Gerade die ehrwürdige Geschichte der Katholischen Kirche, ihre Martyrer, Heiligen und Seligen, die Bischöfe Priester und frommen Gläubigen, vor allem aber Jesu Tod und Auferstehung, sind die Garanten für eine Zukunft über den Tod hinaus. Diesen Zeugen unseres Glaubens bin ich mit Gottes Hilfe ein Leben lang gefolgt. Die oft so sehr gescholtene und auch wirklich Fehler behaftete Kirche, ist mir im Bewusstsein ihres alles überragenden Segens, zu einer bestärkenden Heimat geworden. Ich bin auch nicht allein: Noch gibt es sie, die vielen treuen und rechtschaffenen Ordensleute, Bischöfe,Kardinäle, Priester, Diakone und Pastoralreferenten, die mit unterschiedlichen Aufgaben in Kirche und Gesellschaft betraut, Hand in Hand mit christlichen Männern, Frauen und Jugendlichen, um Gotteslohn wirken. Wie in einer guten Familie, gehören aber auch alle die mit dazu, die gefehlt haben. Dankbar für alle Gnade, den Zuspruch und die Wohltaten, die ich durch unsere Kirche und das freundliche Geleit evangelischer Christen erfahren durfte, bin auch ich bereit, alles was mir möglich ist, in Kirche und Gesellschaft einzusetzen, und den späteren Generationen und unseren Kindern zur Ermutigung, die Bedeutung dieses Glaubens für unser aller Leben, in diesem persönlichen Vermächtnis zu bezeugen.

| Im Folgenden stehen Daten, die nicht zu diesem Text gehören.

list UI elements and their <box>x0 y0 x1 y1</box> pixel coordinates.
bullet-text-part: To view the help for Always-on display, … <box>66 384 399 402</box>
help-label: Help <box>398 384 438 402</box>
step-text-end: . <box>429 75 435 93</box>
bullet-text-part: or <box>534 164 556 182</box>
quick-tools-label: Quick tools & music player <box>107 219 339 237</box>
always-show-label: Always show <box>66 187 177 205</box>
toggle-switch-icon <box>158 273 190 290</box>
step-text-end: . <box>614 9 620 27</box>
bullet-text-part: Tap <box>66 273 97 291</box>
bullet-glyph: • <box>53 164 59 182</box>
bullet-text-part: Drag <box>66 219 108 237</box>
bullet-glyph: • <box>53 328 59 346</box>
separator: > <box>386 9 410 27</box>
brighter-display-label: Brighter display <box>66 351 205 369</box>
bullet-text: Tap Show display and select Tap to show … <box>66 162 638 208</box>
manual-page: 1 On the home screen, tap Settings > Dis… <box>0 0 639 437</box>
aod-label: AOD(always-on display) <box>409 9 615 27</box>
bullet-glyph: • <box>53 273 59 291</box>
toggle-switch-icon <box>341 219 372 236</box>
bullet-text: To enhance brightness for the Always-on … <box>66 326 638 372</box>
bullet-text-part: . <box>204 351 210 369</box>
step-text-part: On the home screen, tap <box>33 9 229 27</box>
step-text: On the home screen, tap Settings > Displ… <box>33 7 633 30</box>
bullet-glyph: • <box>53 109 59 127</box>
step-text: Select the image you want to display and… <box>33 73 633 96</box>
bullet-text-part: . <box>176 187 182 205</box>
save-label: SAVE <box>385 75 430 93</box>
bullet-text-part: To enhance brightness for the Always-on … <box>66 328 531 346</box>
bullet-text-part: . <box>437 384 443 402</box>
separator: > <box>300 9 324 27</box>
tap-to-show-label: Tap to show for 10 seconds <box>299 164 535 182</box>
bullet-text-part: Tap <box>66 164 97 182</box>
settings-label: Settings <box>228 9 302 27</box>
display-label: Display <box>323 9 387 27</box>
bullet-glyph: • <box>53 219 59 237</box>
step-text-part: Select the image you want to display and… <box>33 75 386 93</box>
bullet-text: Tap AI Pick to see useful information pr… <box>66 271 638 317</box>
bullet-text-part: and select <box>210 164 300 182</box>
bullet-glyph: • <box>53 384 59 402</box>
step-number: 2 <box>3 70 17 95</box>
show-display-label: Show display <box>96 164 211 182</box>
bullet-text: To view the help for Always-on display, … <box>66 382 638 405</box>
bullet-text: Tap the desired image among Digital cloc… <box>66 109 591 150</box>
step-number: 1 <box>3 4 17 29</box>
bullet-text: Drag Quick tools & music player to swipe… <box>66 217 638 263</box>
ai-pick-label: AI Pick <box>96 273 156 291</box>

Wie geht solcher Glaube? Hierzu einige Erfahrungen: Glaube geht von Hand zu Hand, von Mund zu Mund, wie ein „gebrochenes Brot“, zur Stärkung von einem Mensch zum anderen. Alles, was unseren Glauben stärkt, der gnadenhaft dem Herzen Gottes entspringt, sucht  eine Chance, um sich in unseren Seelen zu beheimaten. Dieser Glaube  enthält und übersteigt soziales Engagement ins Unermessliche. Denn er untersagt uns, Mitmenschen nieder zu machen, und gebietet stets  deren Würde und Gotteskindschaft zu achten. Jedem Menschen die Barmherzigkeit und den Segen Gottes, bis in den beseligenden Himmel hinein zu gönnen und zu wünschen, ist des Christen Pflicht und Freude. Das meine ich, wenn ich die Unendlichkeit einer personalen Beziehung nie fassend, manchmal sage: »Wenn ich könnte, würde ich Dich in Watte packen!«Welchen würdevollen Umgang mit Leid, Schuld, Freude und Vergebung, durfte ich in vielen Beichtgesprächen erfahren. Wie viel tröstliches Miteinander durch Christen in Familie, Gruppen, und der Arbeit, in gesellschaftlichen und politischen Aufgaben, durfte ich erfahren? Immer wieder traten sie mir vor Augen, die Vorbilder an Treue, Mut, Geduld, Demut, Hoffnung und Liebe. Wenn ich all das nur allein empfangen hätte, dann würde mir das Schönste, was es fürmich gibt, anderen Menschen Freude zu bereiten, und sie glücklich zuwissen, fehlen. So hoffe ich, dass das eine oder andere Wort, das auch ich empfangen durfte, vermag, sich als persönliches Vermächtnis von dem, was mir im Leben das Wichtigste war, Gehör zu verschaffen. Und ich wünsche, dass diese Worte aus dem prallen Leben, Mitmenschen so zu berühren und zu ermutigen vermögen, dass auch sie aus Freude am christlichen Leben, einen Weg finden, um Gott die Ehre zu erweisen und ihren Glauben in der ihnen möglichen Form mit den Hungernden und Dürstenden unserer Zeit zu teilen.

Geborgen in der Kirche
Geborgen im Glauben Hoffen und Lieben.